What about `screw`? Shouldn't it have its own `File` type to prevent that?

In `screw`, that's not a problem, because the above code sample fails at the first line
with `os.ErrNotFound`, so any `os.FileInfo` obtained via screw contains the exact casing.

Similarly `file.Readdir()` and `file.Readdirname()` can only be called on a file
opened with its exact casing.

## What if one of the *parent* folders has the wrong case?

`screw` only checks the last path component, ie. the "base name", for performance
and compatibility reasons.

Checking the *entire path* has these problems:

* It's expensive to call `FindFirstFile` for every path element, like:
* `C:\Users\bob\AppData\Roaming\something`
* `C:\Users\bob\AppData\Roaming`
* `C:\Users\bob\AppData`
* `C:\Users\bob`
* `C:\Users`
* On macOS, the "reference path" might be different even if both have the true case, e.g.:
* `/tmp/foobar` has reference path:
* `/private/tmp/foobar`

## API Additions

In addition to wrapping a lot of `os` functions, `screw` also provides these functions:

| Operation | Existing file name | Parameter | Result
|---------------|-----------------------|--------------------------|--------------------------
| TrueBaseName | (none) | "apricot" | ✅ ""
| | "apricot" | "apricot" | ✅ "apricot"
| | "apricot" | "APRICOT" | ✅ "apricot"
| | "apricot/seed" | "apricot/SEED" | ✅ "apricot/seed"
| | "apricot/seed" | "APRICOT/seed" | ✅ "aAPRICOT/seed"

**Important note**: contrary to the simplified table above, `GetActualCase` returns absolute paths,
not relative ones.

## Rename

On Windows, `screw.Rename` differs from `os.Rename` in two ways.

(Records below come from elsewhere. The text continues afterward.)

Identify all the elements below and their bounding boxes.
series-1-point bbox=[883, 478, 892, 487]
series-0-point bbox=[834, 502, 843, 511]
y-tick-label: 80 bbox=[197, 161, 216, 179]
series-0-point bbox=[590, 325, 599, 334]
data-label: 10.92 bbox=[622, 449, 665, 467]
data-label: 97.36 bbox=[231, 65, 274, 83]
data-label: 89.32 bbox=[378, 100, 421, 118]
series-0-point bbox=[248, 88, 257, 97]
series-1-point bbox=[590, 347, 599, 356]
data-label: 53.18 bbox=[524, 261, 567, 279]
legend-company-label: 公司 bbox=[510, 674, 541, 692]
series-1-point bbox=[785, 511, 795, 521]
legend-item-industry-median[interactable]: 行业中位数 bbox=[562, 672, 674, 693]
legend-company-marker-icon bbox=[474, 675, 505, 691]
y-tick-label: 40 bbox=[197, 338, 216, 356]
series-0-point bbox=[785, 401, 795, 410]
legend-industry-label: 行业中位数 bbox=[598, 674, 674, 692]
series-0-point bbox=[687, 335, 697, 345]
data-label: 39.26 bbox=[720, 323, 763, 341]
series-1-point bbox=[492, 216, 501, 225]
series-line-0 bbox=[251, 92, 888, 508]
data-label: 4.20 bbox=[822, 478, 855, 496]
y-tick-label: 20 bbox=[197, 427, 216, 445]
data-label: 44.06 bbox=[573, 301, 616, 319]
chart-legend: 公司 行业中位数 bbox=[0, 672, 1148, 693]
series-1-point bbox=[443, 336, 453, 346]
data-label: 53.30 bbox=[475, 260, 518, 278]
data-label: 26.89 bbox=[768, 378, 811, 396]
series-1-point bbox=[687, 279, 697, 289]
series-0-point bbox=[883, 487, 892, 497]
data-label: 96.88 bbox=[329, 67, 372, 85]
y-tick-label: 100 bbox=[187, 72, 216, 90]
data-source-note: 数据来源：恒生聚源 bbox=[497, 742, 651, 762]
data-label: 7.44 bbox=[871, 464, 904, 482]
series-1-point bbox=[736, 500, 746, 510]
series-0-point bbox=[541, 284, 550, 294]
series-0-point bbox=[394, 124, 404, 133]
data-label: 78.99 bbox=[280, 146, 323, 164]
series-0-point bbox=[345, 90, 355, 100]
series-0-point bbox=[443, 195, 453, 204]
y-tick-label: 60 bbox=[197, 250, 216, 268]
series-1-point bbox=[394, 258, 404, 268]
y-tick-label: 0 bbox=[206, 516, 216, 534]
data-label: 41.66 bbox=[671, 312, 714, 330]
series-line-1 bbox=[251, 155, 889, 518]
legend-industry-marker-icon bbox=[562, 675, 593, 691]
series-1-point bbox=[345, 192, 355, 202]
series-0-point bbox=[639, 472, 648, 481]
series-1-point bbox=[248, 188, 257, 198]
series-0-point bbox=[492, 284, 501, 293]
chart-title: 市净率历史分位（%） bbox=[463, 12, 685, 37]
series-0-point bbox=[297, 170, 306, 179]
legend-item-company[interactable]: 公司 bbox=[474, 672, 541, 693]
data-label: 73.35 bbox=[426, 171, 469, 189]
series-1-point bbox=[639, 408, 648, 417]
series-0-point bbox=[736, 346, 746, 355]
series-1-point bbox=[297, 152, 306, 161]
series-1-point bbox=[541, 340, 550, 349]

After a case-only rename (e.g. `apricot` => `APRICOT`), screw makes sure the file now has the expected casing.
If it doesn't, it attempts a two-step rename, ie.:

* `apricot` => `apricot_rename_${pid}`
* `apricot_rename_${pid}` => `APRICOT`

This seems unnecessary on recent versions of Windows 10 (as of October 2019), but it is the author's recollection
that this wasn't always the case.

Additionally, `screw.Rename` contains retry logic on Windows (to sidestep spurious AV file locking),
and logic for older versions of Windows that don't support case-only renames.

## UNC paths

UNC paths (like `\\?\C:\Windows\`, `\\SOMEHOST\\Share`) are untested and unsupported in `screw` at the time of this writing.

## Error wrapping

`screw` always wraps errors in a `*os.PathError`, to provide additional information as to which
operation caused the error, and on which file.

Comparing errors with `==` is a **bad idea**.

Using `errors.Is(e, screw.ErrCaseConflict)` works.

Using `os.IsNotExist(e)` also works with `screw`-returned errors.

## Dependencies

On Windows, `screw` depends on `golang.org/x/sys/windows` to make the `FindFirstFile` syscall, instead of the legacy `syscall` package.

## Performance

Performance isn't a goal of `screw`, correctness is.